Secondo Eric Schwartz, vice-segretario di stato Usa per i rifugiati, la lentezza nel raccogliere aiuti è dovuta soprattutto alla crisi economica che impedisce ai governi di essere generosi. Vi è anche un altro aspetto: il Pakistan non gode di una “buona immagine” nel mondo dei media, essendo legato spesso a questioni di terrorismo e di violenza islamica. In più, la classe politica pakistana è nota per la sua profonda corruzione, come pure gli organismi militari, in prima linea nella distribuzione degli aiuti.
Distrutte agricoltura ed economia
Ma forse la causa più importante della lentezza sta nel non aver compreso l’ampiezza del disastro. Esso ha colpito non solo la popolazione, ma anche le infrastrutture: centrali elettriche, strade, case, coltivazioni e allevamenti. Zamir Akram, ambasciatore pakistano all’Onu di Ginevra, afferma che la ricostruzione nel solo nord del Paese potrà costare 2,5 miliardi di dollari.

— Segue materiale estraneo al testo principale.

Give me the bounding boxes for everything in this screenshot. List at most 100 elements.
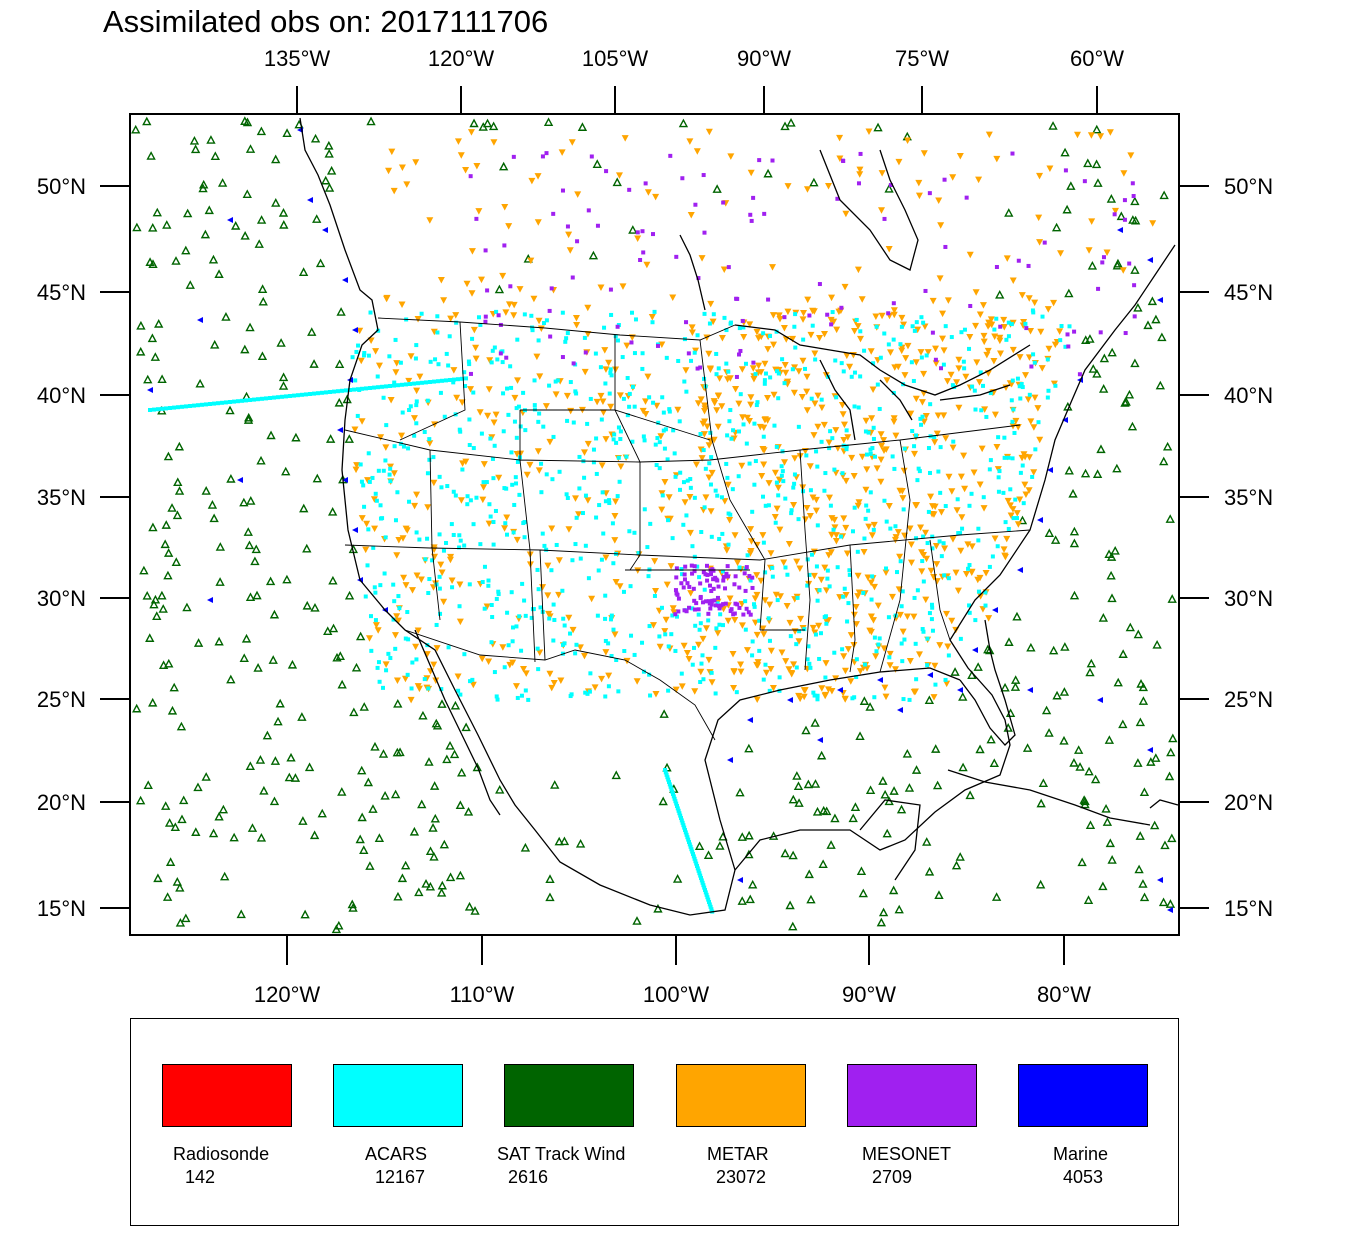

L’agricoltura – il 20% del Pil pakistano - è stata spazzata via: i raccolti di cotone, canna da zucchero, mais, verdure sono perduti e i campi sono dilavati. Secondo il presidente Ali Zardari, criticato per la sua assenza in questo drammatico frangente, ci vorranno almeno 2 anni per ridare ai contadini semi, fertilizzanti, cibo e nuovi raccolti. Secondo esperti ne occorreranno almeno cinque e 15 miliardi di dollari.
Intanto i prezzi dei generi alimentari salgono e vi è mancanza di combustibili, portando scontentezza e rivolte fra i colpiti. Centinaia di sfollati, senza riparo, hanno bloccato la strada da Islamabad a Peshawar, reclamando aiuti. Due ministri britannici in visita nelle zone del disastro, sono stati evacuati con l’elicottero, essendo stati bloccati da manifestanti.
Nella situazione sempre più incandescente, oppositori del governo e partiti islamici mostrano la loro efficacia, criticando le autorità. La al-Khidmat Foundation, organizzazione legata al Jamaat-e-Islami, il più grande partito estremista religioso, ha mobilitato 16500 volontari per distribuire cibo e medicinali a migliaia di sopravvissuti all’alluvione.
Shah Mehmood Qureshi, ministro degli esteri, ha avvertito che il disastro potrebbe facilitare la diffusione dell’estremismo islamico e di al-Qaeda. Da tempo il Pakistan è in prima linea nella lotta contro al Qaeda nel nord-ovest del Paese, al confine con l’Afghanistan.